In every big family, no matter how troubled, there are the kids who want to ignore problems, present a unified front and pretend everything was just fine the way it was, no need to change, keep moving, nothing to see. And there are other kids who say, nope, everything isn’t fine, the old ways don’t work now, I love you all but we’ve got issues to fix. Democrats tend to be those latter kids.

Most believe in God. A whole lot of the Democrats I know are Christians. Quite a few are churchgoers serious about their faith.

Nationally, 55 percent of Democrats or those who lean Democratic identify as Christians; 38 percent attend church at least monthly. These aren’t overwhelming numbers, but that’s a far cry from the right’s stereotype of Democrats as anti-God anarchists.

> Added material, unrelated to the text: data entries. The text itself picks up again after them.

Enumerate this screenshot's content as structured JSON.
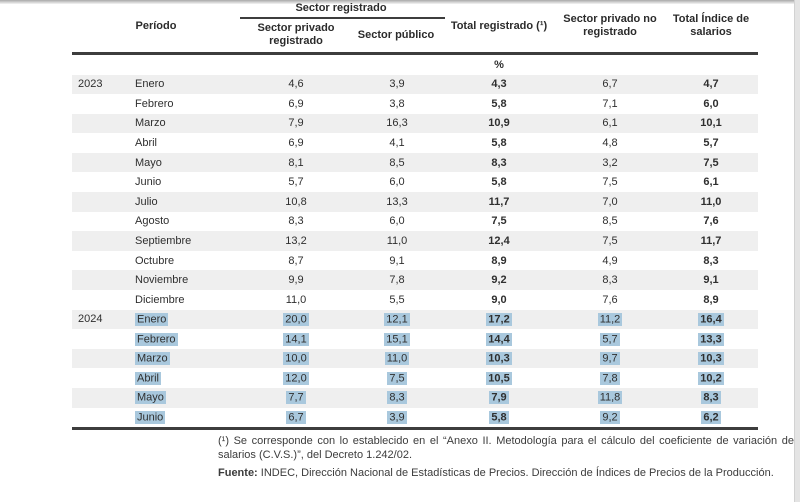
{
  "table": {
    "group_header": "Sector registrado",
    "columns": {
      "period": "Período",
      "private_registered": "Sector privado registrado",
      "public": "Sector público",
      "total_registered": "Total registrado (¹)",
      "private_unregistered": "Sector privado no registrado",
      "total_index": "Total Índice de salarios"
    },
    "unit_label": "%",
    "rows": [
      {
        "year": "2023",
        "month": "Enero",
        "private_registered": "4,6",
        "public": "3,9",
        "total_registered": "4,3",
        "private_unregistered": "6,7",
        "total_index": "4,7",
        "highlight": false
      },
      {
        "year": "",
        "month": "Febrero",
        "private_registered": "6,9",
        "public": "3,8",
        "total_registered": "5,8",
        "private_unregistered": "7,1",
        "total_index": "6,0",
        "highlight": false
      },
      {
        "year": "",
        "month": "Marzo",
        "private_registered": "7,9",
        "public": "16,3",
        "total_registered": "10,9",
        "private_unregistered": "6,1",
        "total_index": "10,1",
        "highlight": false
      },
      {
        "year": "",
        "month": "Abril",
        "private_registered": "6,9",
        "public": "4,1",
        "total_registered": "5,8",
        "private_unregistered": "4,8",
        "total_index": "5,7",
        "highlight": false
      },
      {
        "year": "",
        "month": "Mayo",
        "private_registered": "8,1",
        "public": "8,5",
        "total_registered": "8,3",
        "private_unregistered": "3,2",
        "total_index": "7,5",
        "highlight": false
      },
      {
        "year": "",
        "month": "Junio",
        "private_registered": "5,7",
        "public": "6,0",
        "total_registered": "5,8",
        "private_unregistered": "7,5",
        "total_index": "6,1",
        "highlight": false
      },
      {
        "year": "",
        "month": "Julio",
        "private_registered": "10,8",
        "public": "13,3",
        "total_registered": "11,7",
        "private_unregistered": "7,0",
        "total_index": "11,0",
        "highlight": false
      },
      {
        "year": "",
        "month": "Agosto",
        "private_registered": "8,3",
        "public": "6,0",
        "total_registered": "7,5",
        "private_unregistered": "8,5",
        "total_index": "7,6",
        "highlight": false
      },
      {
        "year": "",
        "month": "Septiembre",
        "private_registered": "13,2",
        "public": "11,0",
        "total_registered": "12,4",
        "private_unregistered": "7,5",
        "total_index": "11,7",
        "highlight": false
      },
      {
        "year": "",
        "month": "Octubre",
        "private_registered": "8,7",
        "public": "9,1",
        "total_registered": "8,9",
        "private_unregistered": "4,9",
        "total_index": "8,3",
        "highlight": false
      },
      {
        "year": "",
        "month": "Noviembre",
        "private_registered": "9,9",
        "public": "7,8",
        "total_registered": "9,2",
        "private_unregistered": "8,3",
        "total_index": "9,1",
        "highlight": false
      },
      {
        "year": "",
        "month": "Diciembre",
        "private_registered": "11,0",
        "public": "5,5",
        "total_registered": "9,0",
        "private_unregistered": "7,6",
        "total_index": "8,9",
        "highlight": false
      },
      {
        "year": "2024",
        "month": "Enero",
        "private_registered": "20,0",
        "public": "12,1",
        "total_registered": "17,2",
        "private_unregistered": "11,2",
        "total_index": "16,4",
        "highlight": true
      },
      {
        "year": "",
        "month": "Febrero",
        "private_registered": "14,1",
        "public": "15,1",
        "total_registered": "14,4",
        "private_unregistered": "5,7",
        "total_index": "13,3",
        "highlight": true
      },
      {
        "year": "",
        "month": "Marzo",
        "private_registered": "10,0",
        "public": "11,0",
        "total_registered": "10,3",
        "private_unregistered": "9,7",
        "total_index": "10,3",
        "highlight": true
      },
      {
        "year": "",
        "month": "Abril",
        "private_registered": "12,0",
        "public": "7,5",
        "total_registered": "10,5",
        "private_unregistered": "7,8",
        "total_index": "10,2",
        "highlight": true
      },
      {
        "year": "",
        "month": "Mayo",
        "private_registered": "7,7",
        "public": "8,3",
        "total_registered": "7,9",
        "private_unregistered": "11,8",
        "total_index": "8,3",
        "highlight": true
      },
      {
        "year": "",
        "month": "Junio",
        "private_registered": "6,7",
        "public": "3,9",
        "total_registered": "5,8",
        "private_unregistered": "9,2",
        "total_index": "6,2",
        "highlight": true
      }
    ]
  },
  "footnotes": {
    "note1": "(¹) Se corresponde con lo establecido en el “Anexo II. Metodología para el cálculo del coeficiente de variación de salarios (C.V.S.)”, del Decreto 1.242/02.",
    "source_label": "Fuente:",
    "source_text": " INDEC, Dirección Nacional de Estadísticas de Precios. Dirección de Índices de Precios de la Producción."
  },
  "colors": {
    "selection_highlight": "#a9c8dd",
    "row_stripe": "#efefef",
    "rule": "#3d3d3d"
  }
}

Those on the left who identify as Christians tend to lean more toward the New Testament than the Old Testament. They focus on God’s mercy more than on God’s wrath. They emphasize the Scriptures that tell us to heal the sick, feed the poor and seek justice for outcasts. For some, faith propels their politics.

In our current social turmoil, it’s beneficial to keep in mind that, whoever you perceive as your adversary, that person might not be the monster you’ve imagined him to be.